Нам представляется, что какую-либо познавательную ценность может иметь лишь такое определение количественной теории, которое кладет в основу важнейшую отличительную черту, общую целому ряду теоретиков и выделяющую этих теоретиков из числа остальных. Нам сдается, что в качестве такого отличительного признака можно выдвинуть следующее обстоятельство, способное ликвидировать бесконечные недоразумения по этому поводу; под общим названием количественников следует объединить лишь тех теоретиков, которые удовлетворяются объяснением факта изменений ценности денег при помощи ссылок на изменения количества денег. Таким образом, наиболее общей чертой количественников, на наш взгляд, следует считать поверхностность их анализа; вследствие этого основное направление критики количественников, по нашему представлению, должно идти по пути доказательства недостаточности, тавтологичности их объяснений; иными словами, следует доказывать, что объяснения количественников являются лишь видимостью объяснения. Разумеется, разные оттенки и разновидности количественной теории по-pазному маскируют свою несостоятельность, скрывают тавтологический характер своих «объяснений» и т. д.
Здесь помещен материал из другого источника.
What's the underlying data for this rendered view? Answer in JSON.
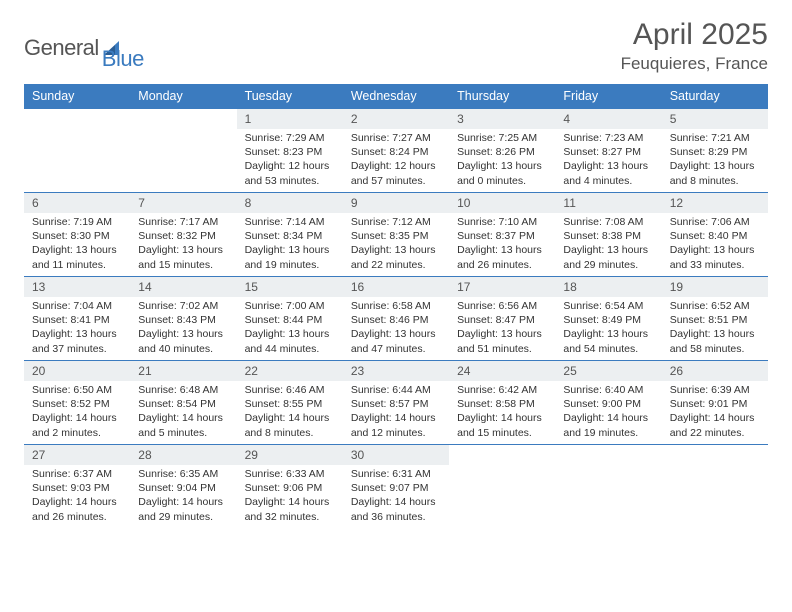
{
  "logo": {
    "word1": "General",
    "word2": "Blue"
  },
  "title": {
    "month": "April 2025",
    "location": "Feuquieres, France"
  },
  "weekdays": [
    "Sunday",
    "Monday",
    "Tuesday",
    "Wednesday",
    "Thursday",
    "Friday",
    "Saturday"
  ],
  "colors": {
    "header_bg": "#3b7bbf",
    "header_text": "#ffffff",
    "daynum_bg": "#eceff1",
    "rule": "#3b7bbf",
    "text": "#333333",
    "muted": "#555555",
    "page_bg": "#ffffff"
  },
  "weeks": [
    [
      {
        "empty": true
      },
      {
        "empty": true
      },
      {
        "num": "1",
        "sunrise": "Sunrise: 7:29 AM",
        "sunset": "Sunset: 8:23 PM",
        "daylight": "Daylight: 12 hours and 53 minutes."
      },
      {
        "num": "2",
        "sunrise": "Sunrise: 7:27 AM",
        "sunset": "Sunset: 8:24 PM",
        "daylight": "Daylight: 12 hours and 57 minutes."
      },
      {
        "num": "3",
        "sunrise": "Sunrise: 7:25 AM",
        "sunset": "Sunset: 8:26 PM",
        "daylight": "Daylight: 13 hours and 0 minutes."
      },
      {
        "num": "4",
        "sunrise": "Sunrise: 7:23 AM",
        "sunset": "Sunset: 8:27 PM",
        "daylight": "Daylight: 13 hours and 4 minutes."
      },
      {
        "num": "5",
        "sunrise": "Sunrise: 7:21 AM",
        "sunset": "Sunset: 8:29 PM",
        "daylight": "Daylight: 13 hours and 8 minutes."
      }
    ],
    [
      {
        "num": "6",
        "sunrise": "Sunrise: 7:19 AM",
        "sunset": "Sunset: 8:30 PM",
        "daylight": "Daylight: 13 hours and 11 minutes."
      },
      {
        "num": "7",
        "sunrise": "Sunrise: 7:17 AM",
        "sunset": "Sunset: 8:32 PM",
        "daylight": "Daylight: 13 hours and 15 minutes."
      },
      {
        "num": "8",
        "sunrise": "Sunrise: 7:14 AM",
        "sunset": "Sunset: 8:34 PM",
        "daylight": "Daylight: 13 hours and 19 minutes."
      },
      {
        "num": "9",
        "sunrise": "Sunrise: 7:12 AM",
        "sunset": "Sunset: 8:35 PM",
        "daylight": "Daylight: 13 hours and 22 minutes."
      },
      {
        "num": "10",
        "sunrise": "Sunrise: 7:10 AM",
        "sunset": "Sunset: 8:37 PM",
        "daylight": "Daylight: 13 hours and 26 minutes."
      },
      {
        "num": "11",
        "sunrise": "Sunrise: 7:08 AM",
        "sunset": "Sunset: 8:38 PM",
        "daylight": "Daylight: 13 hours and 29 minutes."
      },
      {
        "num": "12",
        "sunrise": "Sunrise: 7:06 AM",
        "sunset": "Sunset: 8:40 PM",
        "daylight": "Daylight: 13 hours and 33 minutes."
      }
    ],
    [
      {
        "num": "13",
        "sunrise": "Sunrise: 7:04 AM",
        "sunset": "Sunset: 8:41 PM",
        "daylight": "Daylight: 13 hours and 37 minutes."
      },
      {
        "num": "14",
        "sunrise": "Sunrise: 7:02 AM",
        "sunset": "Sunset: 8:43 PM",
        "daylight": "Daylight: 13 hours and 40 minutes."
      },
      {
        "num": "15",
        "sunrise": "Sunrise: 7:00 AM",
        "sunset": "Sunset: 8:44 PM",
        "daylight": "Daylight: 13 hours and 44 minutes."
      },
      {
        "num": "16",
        "sunrise": "Sunrise: 6:58 AM",
        "sunset": "Sunset: 8:46 PM",
        "daylight": "Daylight: 13 hours and 47 minutes."
      },
      {
        "num": "17",
        "sunrise": "Sunrise: 6:56 AM",
        "sunset": "Sunset: 8:47 PM",
        "daylight": "Daylight: 13 hours and 51 minutes."
      },
      {
        "num": "18",
        "sunrise": "Sunrise: 6:54 AM",
        "sunset": "Sunset: 8:49 PM",
        "daylight": "Daylight: 13 hours and 54 minutes."
      },
      {
        "num": "19",
        "sunrise": "Sunrise: 6:52 AM",
        "sunset": "Sunset: 8:51 PM",
        "daylight": "Daylight: 13 hours and 58 minutes."
      }
    ],
    [
      {
        "num": "20",
        "sunrise": "Sunrise: 6:50 AM",
        "sunset": "Sunset: 8:52 PM",
        "daylight": "Daylight: 14 hours and 2 minutes."
      },
      {
        "num": "21",
        "sunrise": "Sunrise: 6:48 AM",
        "sunset": "Sunset: 8:54 PM",
        "daylight": "Daylight: 14 hours and 5 minutes."
      },
      {
        "num": "22",
        "sunrise": "Sunrise: 6:46 AM",
        "sunset": "Sunset: 8:55 PM",
        "daylight": "Daylight: 14 hours and 8 minutes."
      },
      {
        "num": "23",
        "sunrise": "Sunrise: 6:44 AM",
        "sunset": "Sunset: 8:57 PM",
        "daylight": "Daylight: 14 hours and 12 minutes."
      },
      {
        "num": "24",
        "sunrise": "Sunrise: 6:42 AM",
        "sunset": "Sunset: 8:58 PM",
        "daylight": "Daylight: 14 hours and 15 minutes."
      },
      {
        "num": "25",
        "sunrise": "Sunrise: 6:40 AM",
        "sunset": "Sunset: 9:00 PM",
        "daylight": "Daylight: 14 hours and 19 minutes."
      },
      {
        "num": "26",
        "sunrise": "Sunrise: 6:39 AM",
        "sunset": "Sunset: 9:01 PM",
        "daylight": "Daylight: 14 hours and 22 minutes."
      }
    ],
    [
      {
        "num": "27",
        "sunrise": "Sunrise: 6:37 AM",
        "sunset": "Sunset: 9:03 PM",
        "daylight": "Daylight: 14 hours and 26 minutes."
      },
      {
        "num": "28",
        "sunrise": "Sunrise: 6:35 AM",
        "sunset": "Sunset: 9:04 PM",
        "daylight": "Daylight: 14 hours and 29 minutes."
      },
      {
        "num": "29",
        "sunrise": "Sunrise: 6:33 AM",
        "sunset": "Sunset: 9:06 PM",
        "daylight": "Daylight: 14 hours and 32 minutes."
      },
      {
        "num": "30",
        "sunrise": "Sunrise: 6:31 AM",
        "sunset": "Sunset: 9:07 PM",
        "daylight": "Daylight: 14 hours and 36 minutes."
      },
      {
        "empty": true
      },
      {
        "empty": true
      },
      {
        "empty": true
      }
    ]
  ]
}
Задачей научной критики является раскрытие этих разнообразных методов.

2. Вопрос о правильности количественной теории⚓︎

Но если количественная теория представляет собою простую тавтологию, дает лишь видимость объяснения, то можно ли вообще говорить о ее правильности или неправильности, можно ли ее оспаривать?

— Кому, в самом деле, придет в голову доказывать «неправильность» тавтологии, в роде: «масло масляное»? — В отношении количественной теории дело обстоит, однако, далеко не так идиллично. Здесь не только можно, но и необходимо вскрывать неправильность, произвольность и противоречивость по отношению к тактической действительности основных положений этой «теории».

Это положение станет совершенно ясным, если мы обратимся хотя бы к новому варианту количественной теории, представленному Ирвином Фишером149.

По его мнению, соотношение между количеством денег и общим уровнем товарных цен допускает вполне точную математическую формулировку; он считает возможным приближение данного отдела экономической науки по степени точности к наукам точным. В связи с этим главное внимание Фишера занимает выдвигаемая им «формула обмена» (equation of exchange), в которой он пытается воплотить эти свои убеждения в математической точности учения о деньгах. Формула обмена представляет собою результат простого сложения всех индивидуальных покупок, имевших место в течение определенного срока в данном обществе. «Предположим, например, что кто-либо покупает 10 фунтов сахару по 7 центов за фунт. В этой меновой сделке 10 фунтов рассматриваются, как равные 70 центов, и этот факт может быть выражен так: \(70 \ центов = 10\) (фунтов сахару), помноженным на 7 (центов за фунт). Такое же выражение может получить любая другая покупка или продажа; сложив их вместе, мы и получим формулу обмена за определенный период в данном обществе».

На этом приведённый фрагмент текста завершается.